In 1852 researchers ran into a remarkable fossil, which has been a source of interest for decades. At one point, some paleontologists thought that it might have been a sort of a flying pterosaur, with the large hollow bones playing the role of phalanges.
Others argued that the long bones were, in fact, elongated neck bones, with half if its 20-foot size is coming from the 10-feet neck. It wasn’t clear if the reptile lived on land or in water and also wasn’t clear if smaller individuals were part of a different species or young specimens.
Uncovering new information
A team of researchers used high-resolution CT scanners to gather images of crushed skulls and created digital reconstruction, which offered access to a surprising amount of data. Evidence collected by the team infers that the creatures lived in water.
In-depth examinations of the growth rings that can be found in bones have also suggested that large and small Tanystropheus were, in fact, members of different species that may have lived together as they preferred different prey, and there were no reasons for competition between them. The fossils were found in a region which is a part of modern-day Switzerland.

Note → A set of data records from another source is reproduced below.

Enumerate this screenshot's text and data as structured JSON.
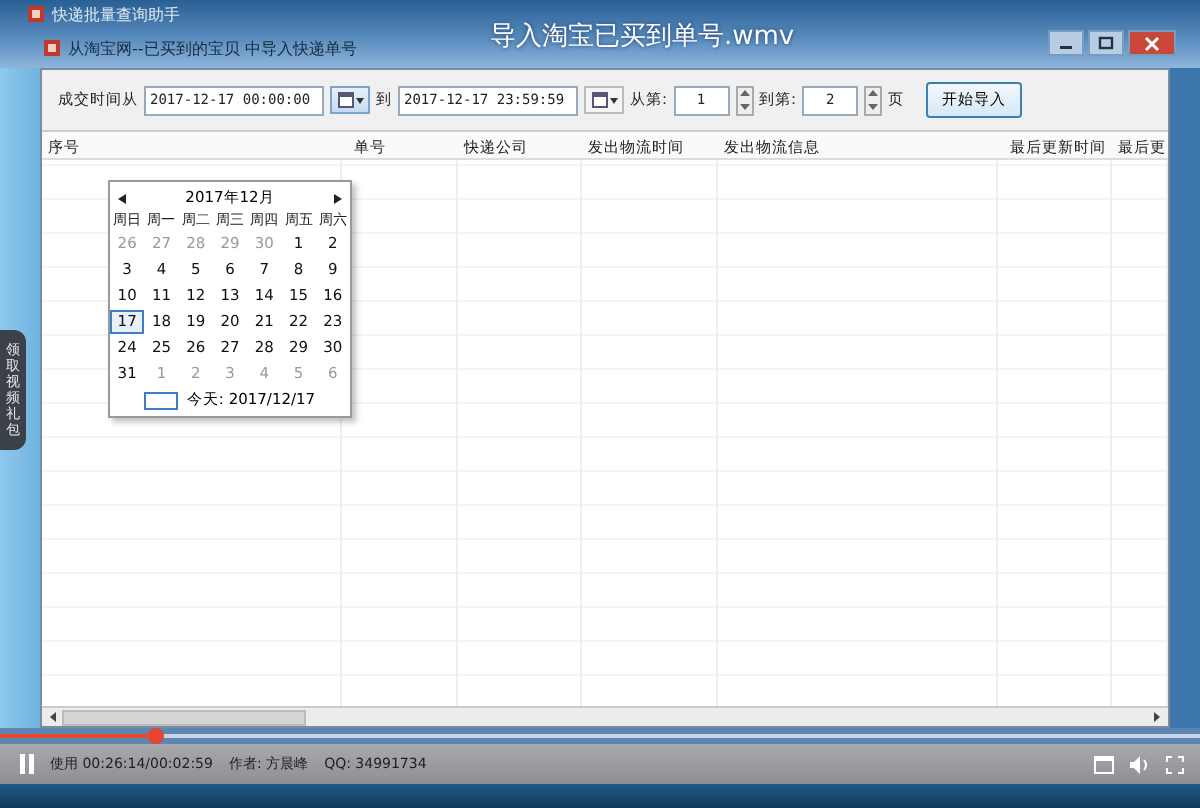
{
  "app_title": "快递批量查询助手",
  "video_title": "导入淘宝已买到单号.wmv",
  "window": {
    "title": "从淘宝网--已买到的宝贝 中导入快递单号"
  },
  "filters": {
    "from_label": "成交时间从",
    "from_value": "2017-12-17 00:00:00",
    "to_label": "到",
    "to_value": "2017-12-17 23:59:59",
    "page_from_label": "从第:",
    "page_from": "1",
    "page_to_label": "到第:",
    "page_to": "2",
    "page_unit": "页",
    "start_button": "开始导入"
  },
  "table": {
    "columns": [
      "序号",
      "单号",
      "快递公司",
      "发出物流时间",
      "发出物流信息",
      "最后更新时间",
      "最后更"
    ]
  },
  "calendar": {
    "month": "2017年12月",
    "weekdays": [
      "周日",
      "周一",
      "周二",
      "周三",
      "周四",
      "周五",
      "周六"
    ],
    "weeks": [
      [
        {
          "day": "26",
          "other_month": true,
          "selected": false
        },
        {
          "day": "27",
          "other_month": true,
          "selected": false
        },
        {
          "day": "28",
          "other_month": true,
          "selected": false
        },
        {
          "day": "29",
          "other_month": true,
          "selected": false
        },
        {
          "day": "30",
          "other_month": true,
          "selected": false
        },
        {
          "day": "1",
          "other_month": false,
          "selected": false
        },
        {
          "day": "2",
          "other_month": false,
          "selected": false
        }
      ],
      [
        {
          "day": "3",
          "other_month": false,
          "selected": false
        },
        {
          "day": "4",
          "other_month": false,
          "selected": false
        },
        {
          "day": "5",
          "other_month": false,
          "selected": false
        },
        {
          "day": "6",
          "other_month": false,
          "selected": false
        },
        {
          "day": "7",
          "other_month": false,
          "selected": false
        },
        {
          "day": "8",
          "other_month": false,
          "selected": false
        },
        {
          "day": "9",
          "other_month": false,
          "selected": false
        }
      ],
      [
        {
          "day": "10",
          "other_month": false,
          "selected": false
        },
        {
          "day": "11",
          "other_month": false,
          "selected": false
        },
        {
          "day": "12",
          "other_month": false,
          "selected": false
        },
        {
          "day": "13",
          "other_month": false,
          "selected": false
        },
        {
          "day": "14",
          "other_month": false,
          "selected": false
        },
        {
          "day": "15",
          "other_month": false,
          "selected": false
        },
        {
          "day": "16",
          "other_month": false,
          "selected": false
        }
      ],
      [
        {
          "day": "17",
          "other_month": false,
          "selected": true
        },
        {
          "day": "18",
          "other_month": false,
          "selected": false
        },
        {
          "day": "19",
          "other_month": false,
          "selected": false
        },
        {
          "day": "20",
          "other_month": false,
          "selected": false
        },
        {
          "day": "21",
          "other_month": false,
          "selected": false
        },
        {
          "day": "22",
          "other_month": false,
          "selected": false
        },
        {
          "day": "23",
          "other_month": false,
          "selected": false
        }
      ],
      [
        {
          "day": "24",
          "other_month": false,
          "selected": false
        },
        {
          "day": "25",
          "other_month": false,
          "selected": false
        },
        {
          "day": "26",
          "other_month": false,
          "selected": false
        },
        {
          "day": "27",
          "other_month": false,
          "selected": false
        },
        {
          "day": "28",
          "other_month": false,
          "selected": false
        },
        {
          "day": "29",
          "other_month": false,
          "selected": false
        },
        {
          "day": "30",
          "other_month": false,
          "selected": false
        }
      ],
      [
        {
          "day": "31",
          "other_month": false,
          "selected": false
        },
        {
          "day": "1",
          "other_month": true,
          "selected": false
        },
        {
          "day": "2",
          "other_month": true,
          "selected": false
        },
        {
          "day": "3",
          "other_month": true,
          "selected": false
        },
        {
          "day": "4",
          "other_month": true,
          "selected": false
        },
        {
          "day": "5",
          "other_month": true,
          "selected": false
        },
        {
          "day": "6",
          "other_month": true,
          "selected": false
        }
      ]
    ],
    "today": "今天: 2017/12/17"
  },
  "side_tab": "领取视频礼包",
  "player": {
    "level": 0.13,
    "time": "使用 00:26:14/00:02:59",
    "author": "作者: 方晨峰",
    "qq": "QQ: 34991734"
  }
}
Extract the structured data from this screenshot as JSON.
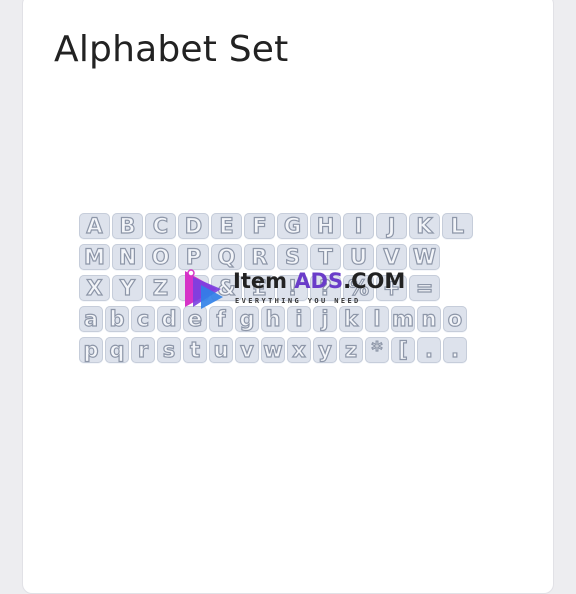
{
  "card": {
    "title": "Alphabet Set"
  },
  "alphabet_set": {
    "rows": [
      [
        "A",
        "B",
        "C",
        "D",
        "E",
        "F",
        "G",
        "H",
        "I",
        "J",
        "K",
        "L"
      ],
      [
        "M",
        "N",
        "O",
        "P",
        "Q",
        "R",
        "S",
        "T",
        "U",
        "V",
        "W"
      ],
      [
        "X",
        "Y",
        "Z",
        "$",
        "&",
        "£",
        "!",
        "?",
        "%",
        "+",
        "="
      ],
      [
        "a",
        "b",
        "c",
        "d",
        "e",
        "f",
        "g",
        "h",
        "i",
        "j",
        "k",
        "l",
        "m",
        "n",
        "o"
      ],
      [
        "p",
        "q",
        "r",
        "s",
        "t",
        "u",
        "v",
        "w",
        "x",
        "y",
        "z",
        "*",
        "[",
        ".",
        "."
      ]
    ]
  },
  "watermark": {
    "brand_item": "Item",
    "brand_ads": "ADS",
    "brand_com": ".COM",
    "tagline": "EVERYTHING YOU NEED",
    "colors": {
      "logo_magenta": "#d633c7",
      "logo_purple": "#7a3fe0",
      "logo_blue": "#2f7fe8",
      "ads_text": "#6a3cc9"
    }
  },
  "colors": {
    "page_background": "#ededf0",
    "card_background": "#ffffff",
    "key_fill": "#dde2ec",
    "key_outline": "#8d96a8"
  }
}
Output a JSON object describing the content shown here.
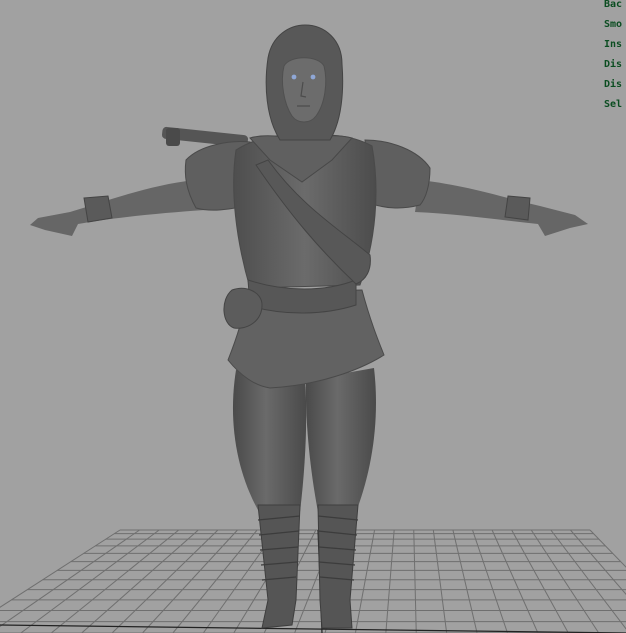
{
  "viewport": {
    "background_color": "#a1a1a1",
    "grid_color": "#6f6f6f",
    "model_color": "#5e5e5e"
  },
  "hud": {
    "lines": [
      "Bac",
      "Smo",
      "Ins",
      "Dis",
      "Dis",
      "Sel"
    ],
    "text_color": "#0b4d21"
  },
  "scene": {
    "objects": [
      "ground-grid",
      "character-model"
    ]
  }
}
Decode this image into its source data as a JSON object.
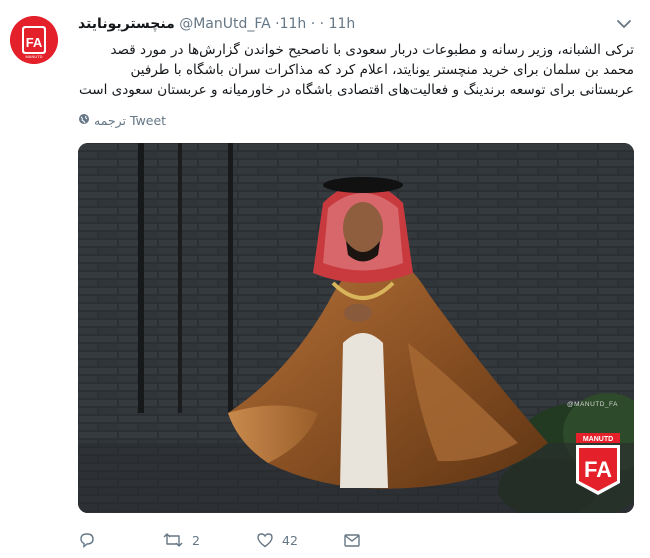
{
  "tweet": {
    "display_name": "منچستریونایتد",
    "handle": "@ManUtd_FA",
    "time_1": "11h",
    "time_2": "11h",
    "separator": "·",
    "separator_2": "·",
    "text": "ترکی الشبانه، وزیر رسانه و مطبوعات دربار سعودی با ناصحیح خواندن گزارش‌ها در مورد قصد محمد بن سلمان برای خرید منچستر یونایتد، اعلام کرد که مذاکرات سران باشگاه با طرفین عربستانی برای توسعه برندینگ و فعالیت‌های اقتصادی باشگاه در خاورمیانه و عربستان سعودی است",
    "translate_label": "ترجمه Tweet",
    "watermark_handle": "@MANUTD_FA",
    "watermark_brand": "MANUTD",
    "watermark_letters": "FA",
    "avatar_brand": "MANUTD",
    "avatar_letters": "FA"
  },
  "actions": {
    "reply_count": "",
    "retweet_count": "2",
    "like_count": "42"
  },
  "colors": {
    "brand_red": "#e4202a",
    "meta_gray": "#657786"
  },
  "icons": [
    "caret-down-icon",
    "globe-icon",
    "reply-icon",
    "retweet-icon",
    "like-icon",
    "direct-message-icon"
  ]
}
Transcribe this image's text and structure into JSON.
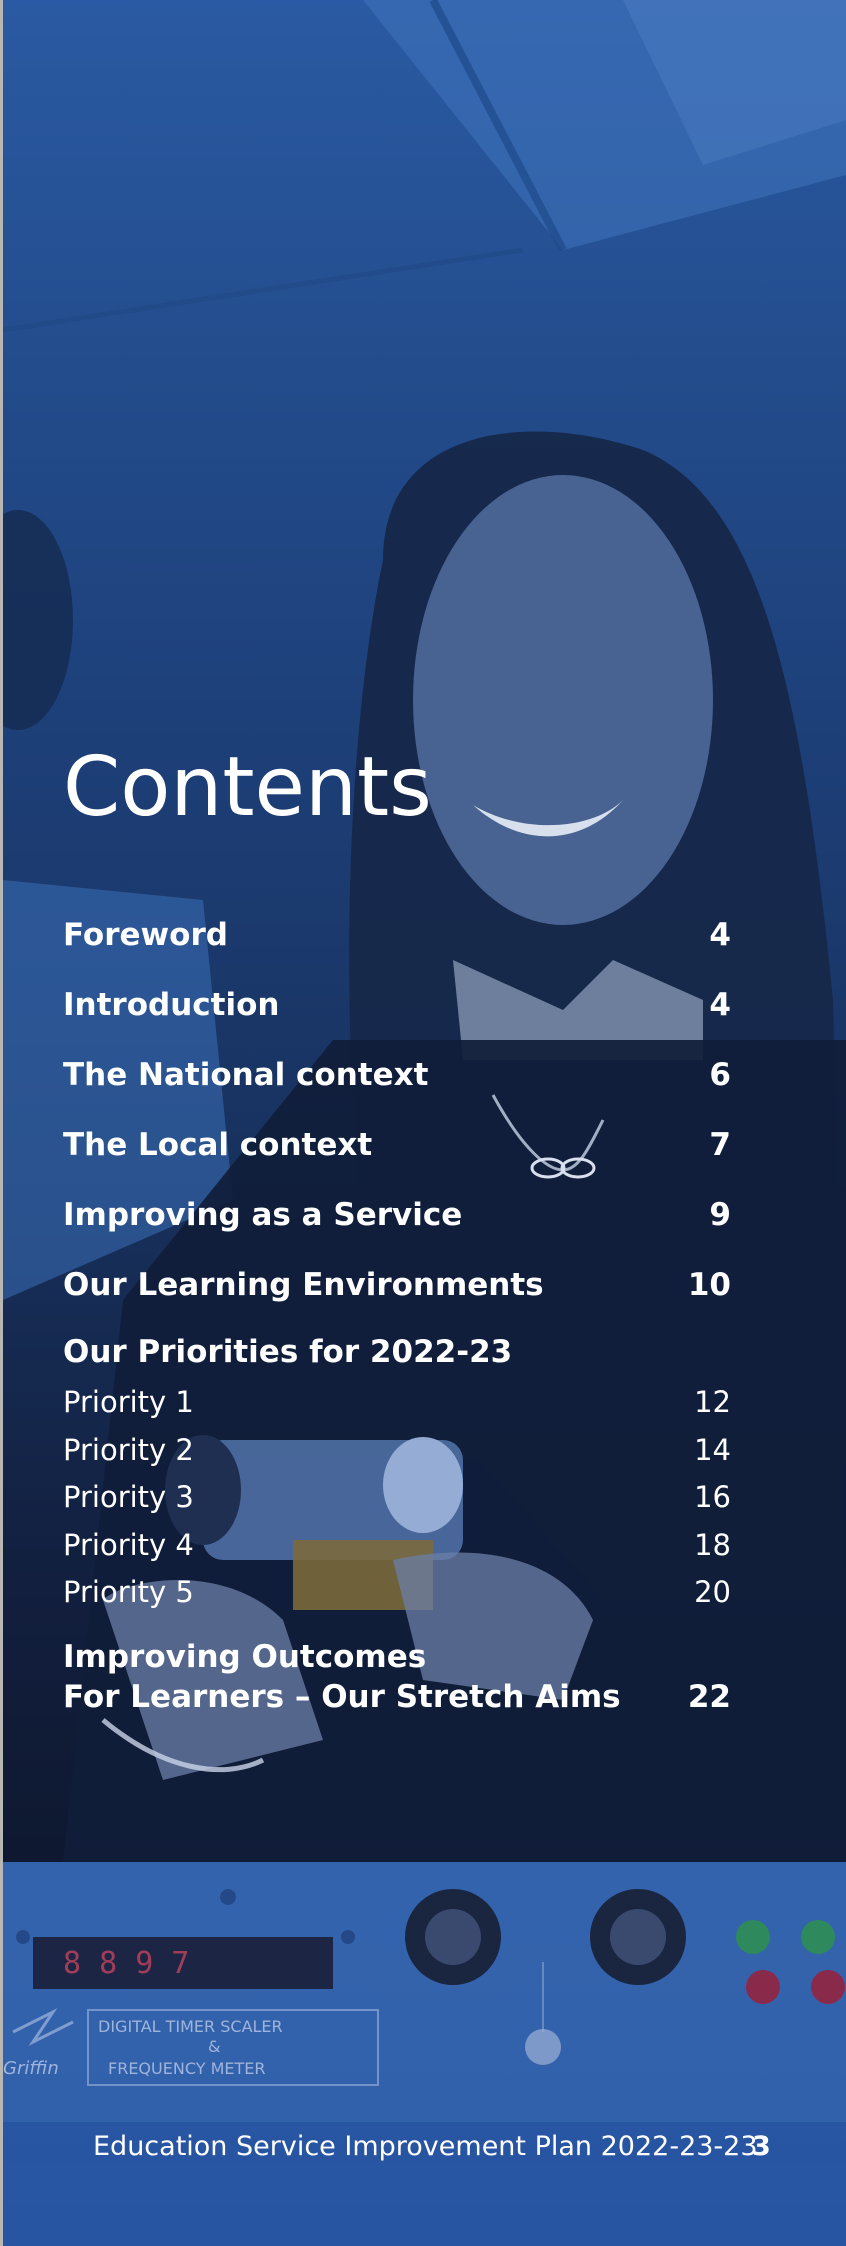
{
  "document": {
    "heading": "Contents",
    "footer_title": "Education Service Improvement Plan 2022-23-23",
    "footer_page": "3"
  },
  "toc": {
    "main_entries": [
      {
        "label": "Foreword",
        "page": "4"
      },
      {
        "label": "Introduction",
        "page": "4"
      },
      {
        "label": "The National context",
        "page": "6"
      },
      {
        "label": "The Local context",
        "page": "7"
      },
      {
        "label": "Improving as a Service",
        "page": "9"
      },
      {
        "label": "Our Learning Environments",
        "page": "10"
      }
    ],
    "priorities_heading": "Our Priorities for 2022-23",
    "priorities": [
      {
        "label": "Priority 1",
        "page": "12"
      },
      {
        "label": "Priority 2",
        "page": "14"
      },
      {
        "label": "Priority 3",
        "page": "16"
      },
      {
        "label": "Priority 4",
        "page": "18"
      },
      {
        "label": "Priority 5",
        "page": "20"
      }
    ],
    "final_entry": {
      "line1": "Improving Outcomes",
      "line2": "For Learners – Our Stretch Aims",
      "page": "22"
    }
  },
  "equipment_panel": {
    "display_readout": "8 8 9 7",
    "panel_label_line1": "DIGITAL TIMER SCALER",
    "panel_label_line2": "&",
    "panel_label_line3": "FREQUENCY METER",
    "brand": "Griffin"
  },
  "colors": {
    "overlay_blue": "#2a58a3",
    "text": "#ffffff"
  }
}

Like a very long crocodile
According to one of the scientists who contributed to the new research, Tanystropheus looked like a stubby crocodile whose neck is very long. Larger specimens could be up to twenty feet long, despite the fact that they only had thirteen vertebrae, which are extra-long.
Both species lived 242 million years ago during the middle of the Triassic era. Within the same timeframe, the first dinosaurs started to surface while massive reptiles could be found in the water. Due to the bizarre shape of its body, it wasn’t clear of Tanystropheus preferred the land or the sea.
More information can be found in a paper published in a scientific journal.